The US National Institutes of Health (NIH) restricts funding for research that destroys human embryos, so Mitalipov had to do his work with money from private sources, and in a “mirror laboratory” that shared no resources with his NIH-funded research. However, work in the clinic will create eggs that are not meant to be destroyed, so might be eligible for public money. “Now the questions is: will the NIH fund the clinical research?” asks a somewhat exasperated Mitalipov.

Before the technique can be used in the clinic in the United States, it must be approved by the US Food and Drug Administration, which has asserted its authority over reproductive technologies. Mitalipov submitted an application for approval in January, but has so far received no response. “The ball is on their side of the court,” he says. “We just want their guidance. Unfortunately the patients are waiting.”
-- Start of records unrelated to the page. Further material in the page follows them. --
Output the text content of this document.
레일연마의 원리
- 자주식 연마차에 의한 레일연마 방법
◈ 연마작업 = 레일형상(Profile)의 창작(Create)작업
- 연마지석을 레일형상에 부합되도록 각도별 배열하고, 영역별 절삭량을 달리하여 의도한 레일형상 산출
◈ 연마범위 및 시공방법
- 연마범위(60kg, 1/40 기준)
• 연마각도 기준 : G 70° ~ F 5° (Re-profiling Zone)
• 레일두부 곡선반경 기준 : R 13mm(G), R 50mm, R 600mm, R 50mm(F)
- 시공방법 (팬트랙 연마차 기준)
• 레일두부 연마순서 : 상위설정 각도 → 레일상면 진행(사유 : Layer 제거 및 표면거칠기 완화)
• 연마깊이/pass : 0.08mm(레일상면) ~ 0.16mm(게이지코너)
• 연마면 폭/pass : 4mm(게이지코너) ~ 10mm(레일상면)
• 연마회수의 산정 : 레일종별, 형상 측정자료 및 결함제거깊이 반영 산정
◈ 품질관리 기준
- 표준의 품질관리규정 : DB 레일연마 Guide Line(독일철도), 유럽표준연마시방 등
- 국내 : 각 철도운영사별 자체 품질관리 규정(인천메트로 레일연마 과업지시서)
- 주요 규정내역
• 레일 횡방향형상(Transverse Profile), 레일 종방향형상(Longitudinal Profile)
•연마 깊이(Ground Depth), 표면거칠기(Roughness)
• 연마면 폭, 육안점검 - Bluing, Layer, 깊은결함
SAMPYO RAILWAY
Approval could be a long time coming: the public and legislators are wary of creating hybrid “three-parent babies”. The technique does mix genetic material from a mitochondria donor, the mother who provides the nucleus and a father. That mix will remain in any descendants.

In the United Kingdom, things might move faster. A team at Newcastle University has conducted similar experiments, and authorities have been considering their stance on the technology. An independent regulator, the Human Fertilisation and Embryology Authority, launched a public consultation in September.

Once approved, the technology could spread quickly. Mitalipov says the most complex apparatus involved is a microscope and lasers for drilling into the egg, which are already commonly used in fertility clinics as part of in vitro fertilization techniques and preimplantation genetic testing. “The clinics will learn. It shouldn’t be difficult to master,” he says.